At MSK, Carl first met with surgeon William Jarnagin. When Dr. Jarnagin saw Carl’s tumor was in a location too complex to be safely treated with surgery, he consulted with medical oncologist Ghassan Abou-Alfa. At the time, there was no standard procedure for treating a cancer like Carl’s, so Dr. Abou-Alfa had to think innovatively. He opted to put Carl on an intensive round of chemotherapy to shrink the tumor enough to make it operable.
- Carl Verdi, a retired high school science teacher and principal of 43 years, was diagnosed with a complex pancreatic and biliary cancer in 2009.

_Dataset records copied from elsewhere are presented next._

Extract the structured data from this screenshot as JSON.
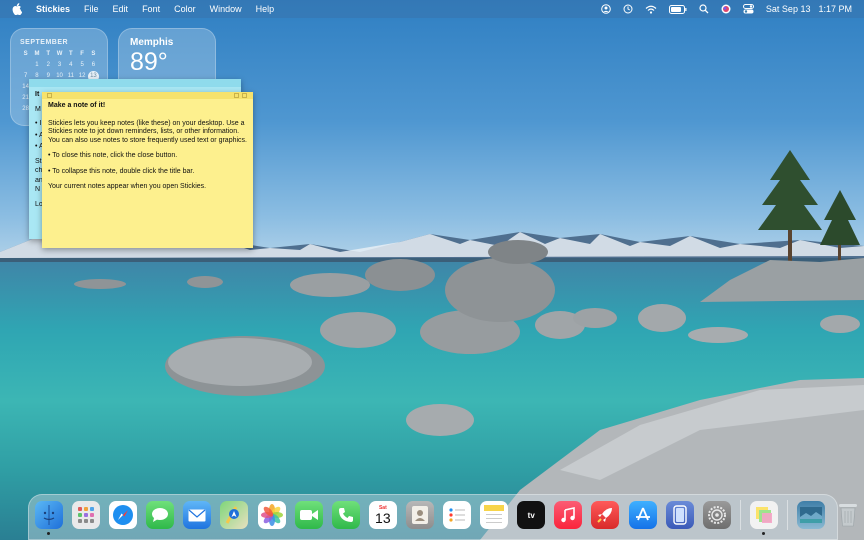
{
  "menubar": {
    "app_name": "Stickies",
    "menus": [
      "File",
      "Edit",
      "Font",
      "Color",
      "Window",
      "Help"
    ],
    "date": "Sat Sep 13",
    "time": "1:17 PM",
    "status_icons": [
      "user-icon",
      "clock-icon",
      "wifi-icon",
      "battery-icon",
      "search-icon",
      "siri-icon",
      "control-center-icon"
    ]
  },
  "calendar_widget": {
    "month": "SEPTEMBER",
    "weekdays": [
      "S",
      "M",
      "T",
      "W",
      "T",
      "F",
      "S"
    ],
    "row1": [
      "1",
      "2",
      "3",
      "4",
      "5",
      "6"
    ],
    "row2": [
      "7",
      "8",
      "9",
      "10",
      "11",
      "12",
      "13"
    ],
    "row3_start": "14",
    "row4_start": "21",
    "row5_start": "28",
    "today": "13"
  },
  "weather_widget": {
    "city": "Memphis",
    "temperature": "89°"
  },
  "sticky_back": {
    "lines": [
      "It",
      "M",
      "• I",
      "• A",
      "• A",
      "St",
      "ch",
      "an",
      "N",
      "Lo"
    ]
  },
  "sticky_front": {
    "title": "Make a note of it!",
    "para1": "Stickies lets you keep notes (like these) on your desktop. Use a Stickies note to jot down reminders, lists, or other information. You can also use notes to store frequently used text or graphics.",
    "para2": "• To close this note, click the close button.",
    "para3": "• To collapse this note, double click the title bar.",
    "para4": "Your current notes appear when you open Stickies."
  },
  "dock": {
    "apps": [
      "finder-icon",
      "launchpad-icon",
      "safari-icon",
      "messages-icon",
      "mail-icon",
      "maps-icon",
      "photos-icon",
      "facetime-icon",
      "phone-icon",
      "calendar-icon",
      "contacts-icon",
      "reminders-icon",
      "notes-icon",
      "tv-icon",
      "music-icon",
      "rocket-icon",
      "app-store-icon",
      "iphone-mirroring-icon",
      "system-settings-icon",
      "stickies-icon",
      "downloads-icon",
      "trash-icon"
    ],
    "calendar_icon_month": "Sat",
    "calendar_icon_day": "13",
    "tv_label": "tv"
  }
}
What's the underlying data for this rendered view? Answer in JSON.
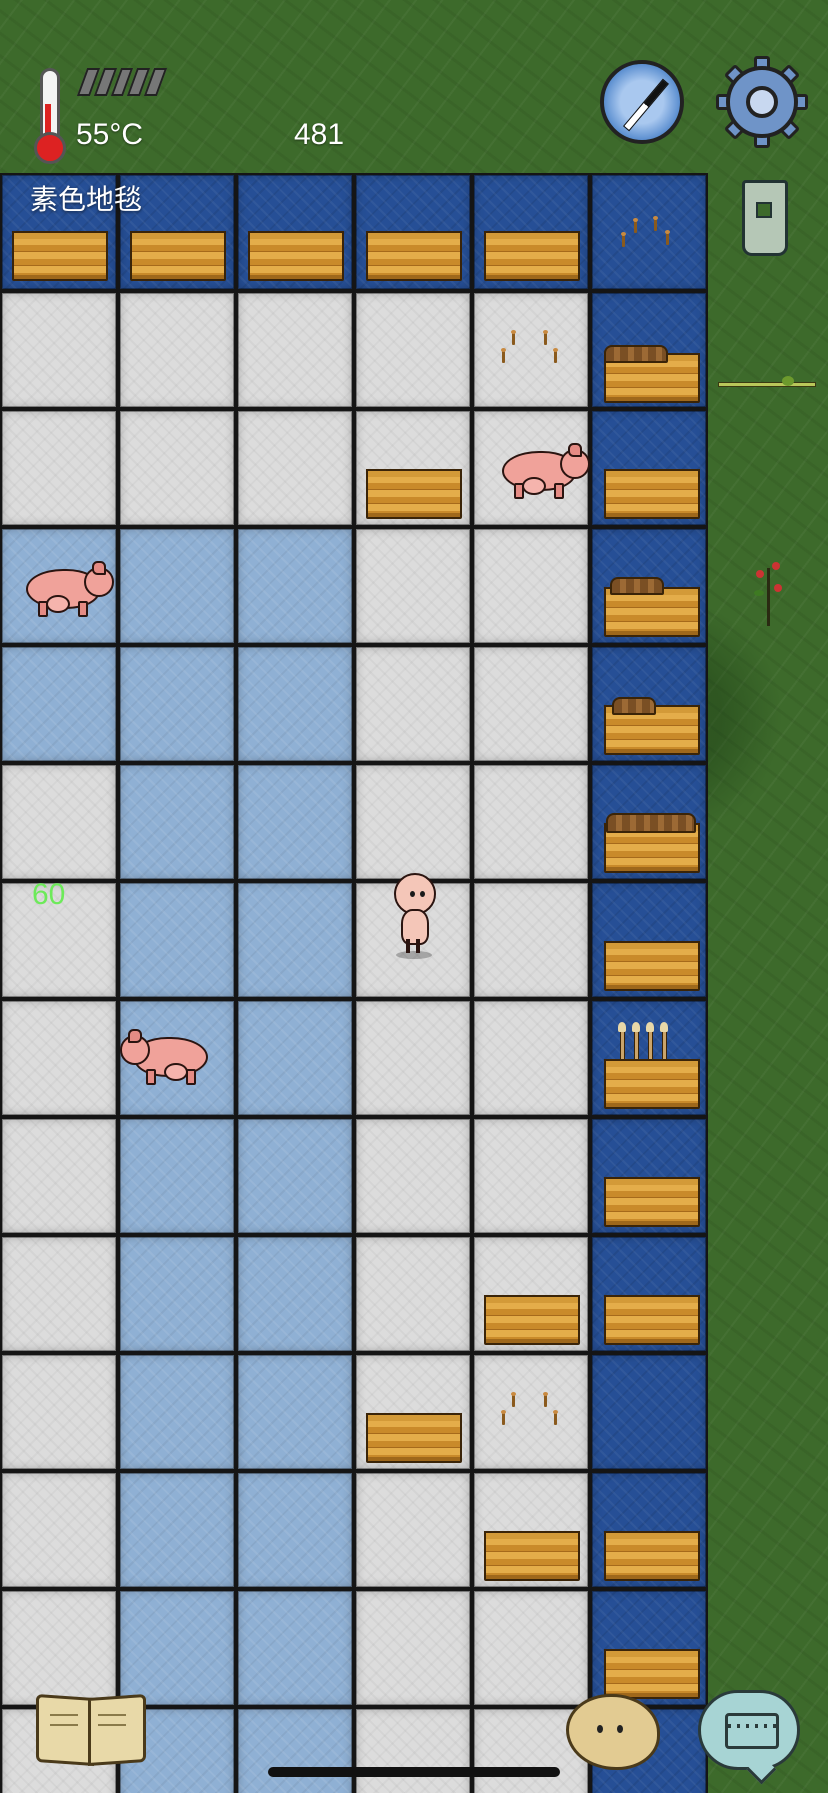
{
  "hud": {
    "temperature_label": "55°C",
    "score": "481",
    "battery_level": 0,
    "thermometer_icon": "thermometer-icon",
    "compass_icon": "compass-icon",
    "settings_icon": "gear-icon",
    "coin_icon": "spade-coin-icon"
  },
  "tile_name": "素色地毯",
  "floating_number": "60",
  "colors": {
    "carpet_white": "#dcdcdc",
    "carpet_light_blue": "#8fb0d4",
    "carpet_dark_blue": "#264f96",
    "grass": "#3d6a2b",
    "floating_number": "#6dea5a"
  },
  "bottom_bar": {
    "book_icon": "recipe-book-icon",
    "emote_icon": "emote-potato-icon",
    "keyboard_icon": "chat-keyboard-icon"
  }
}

- Because Carl’s cancer was too complex to be safely operated on, his MSK doctors recommended he first be treated with intensive chemotherapy to shrink the tumors enough for surgery.
- When the tumors were small enough, Carl’s surgeon was able to remove them using a technique called a Whipple procedure.

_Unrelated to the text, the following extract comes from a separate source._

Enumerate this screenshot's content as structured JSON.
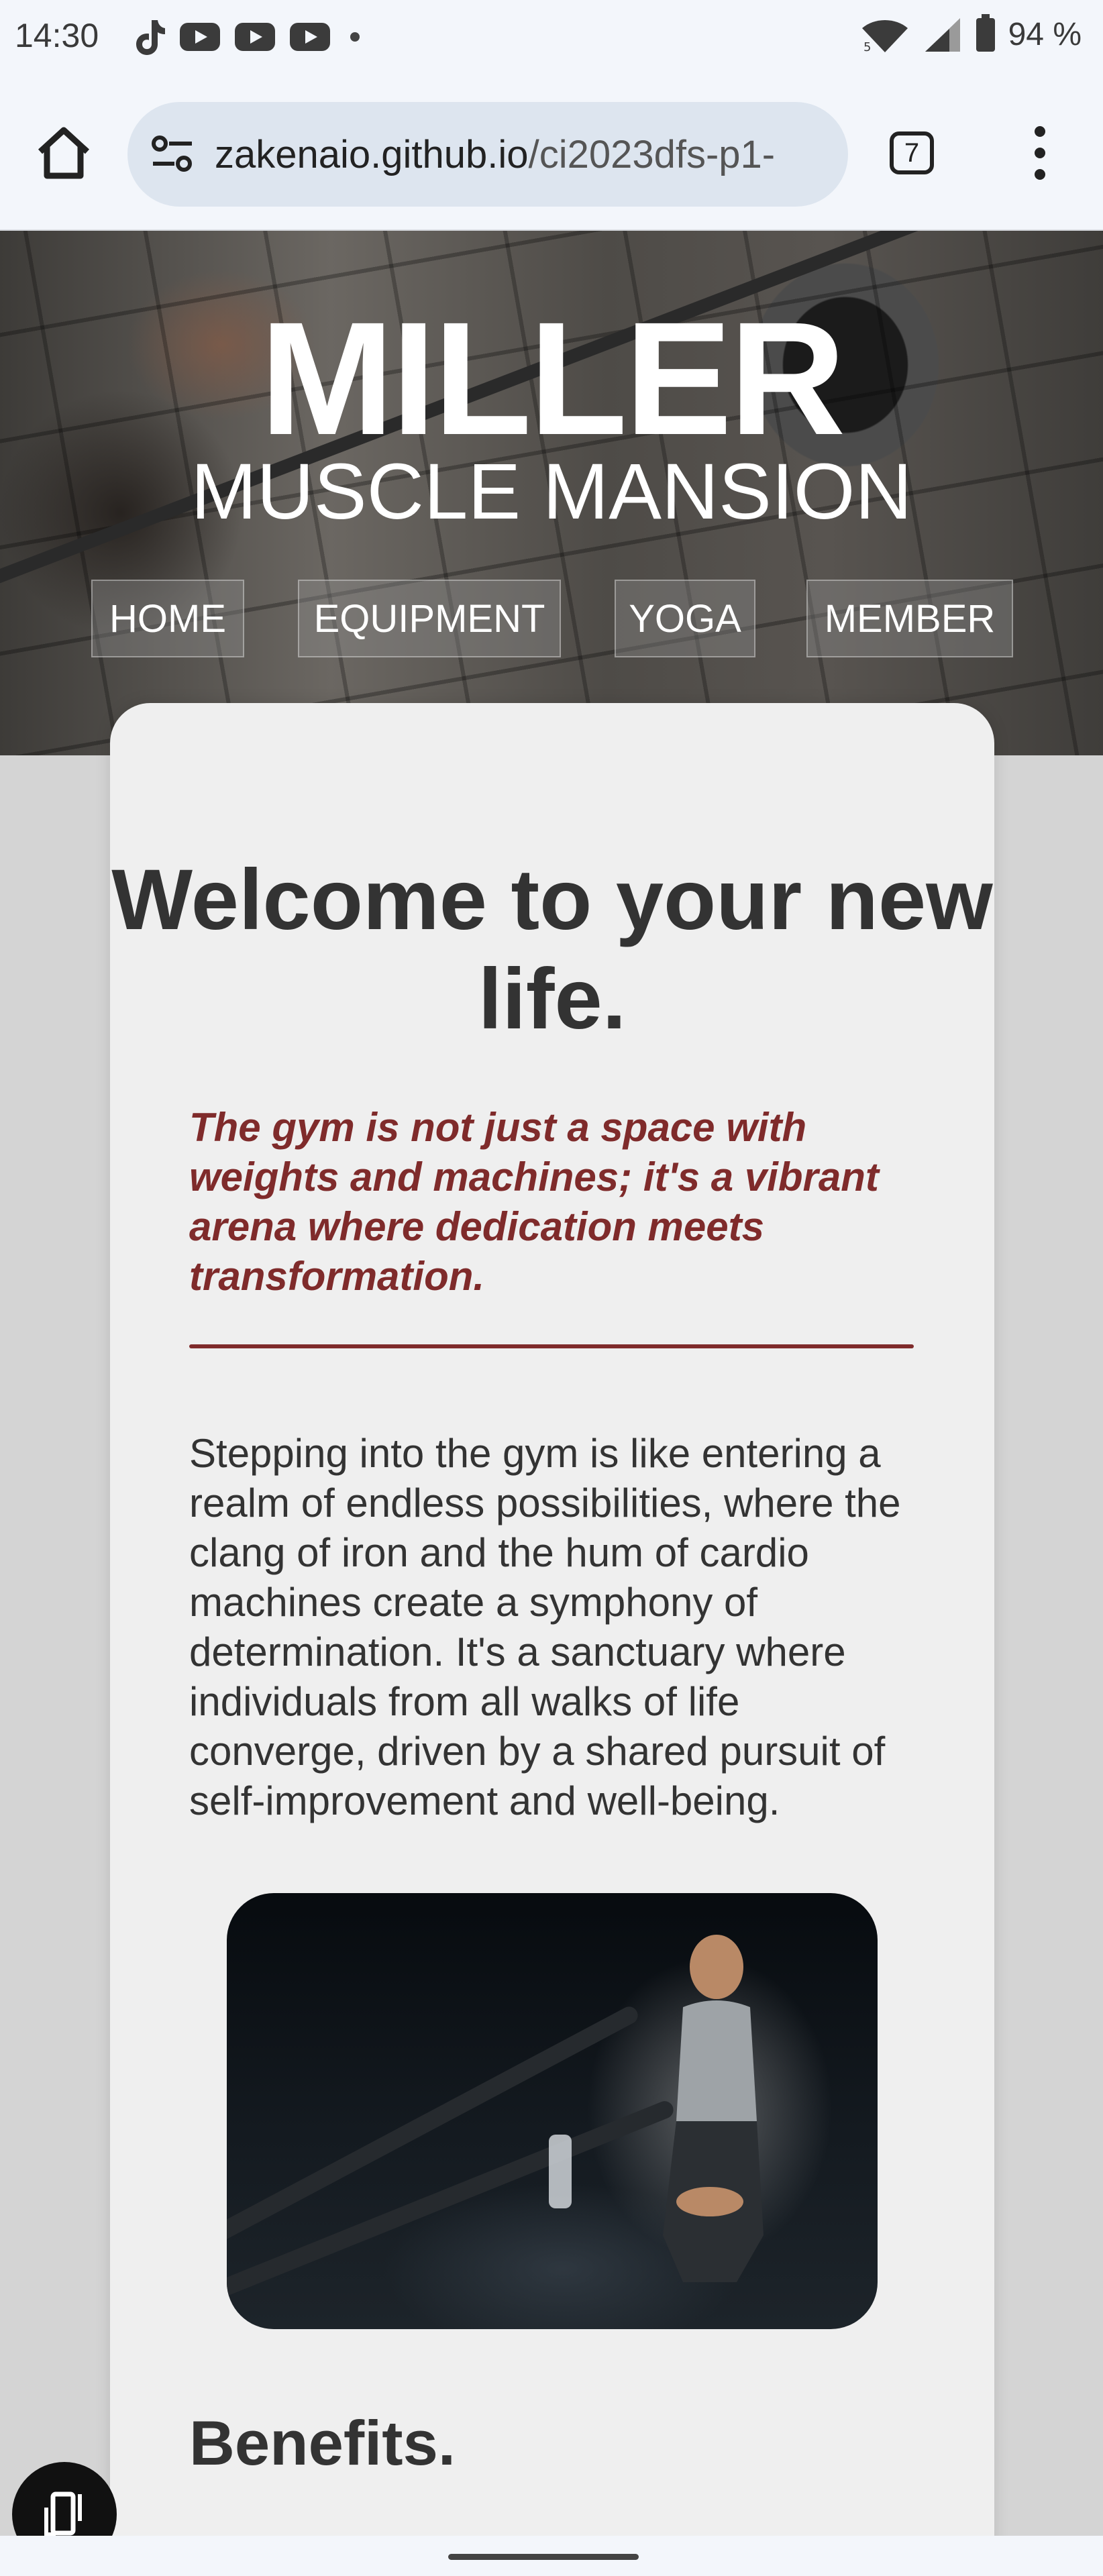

- After Carl’s surgery, his wife asked how he wanted to spend his 70th birthday. When he said he wanted to go to a French restaurant, she decided they should — in Paris. He sent his care team postcards from France.
During chemotherapy, Carl found support and, much to his surprise, even friendship in the chemo suite. He became particularly close with nurse Mary Brady — the two passed the hours of his treatments by sharing stories about their families. They developed such a close friendship that when Carl was alone in chemotherapy one St. Patrick’s Day, Mary dropped in with her kids to help brighten his day.
After six months of treatment, Dr. Jarnagin and Dr. Abou-Alfa decided Carl’s tumor had shrunk enough to perform surgery including an advanced technique known as a Whipple procedure. When Carl, a lifelong Yankees fan, was nervous the night before his surgery, Dr. Jarnagin, a diehard Red Sox fan, told him not to worry about the surgery, but instead to worry that his Yankees were playing Boston that weekend. He need not have worried: The surgery was a complete success, and Carl was cancer free.
After Carl’s recovery, his wife, Ann, asked how he wanted to spend his 70th birthday — a milestone it once looked like he might never see. When Carl said he wanted to eat at a French restaurant, Ann did him one better and booked them two tickets to Paris. In France, Carl sent his care team postcards, thanking them personally for making that birthday possible.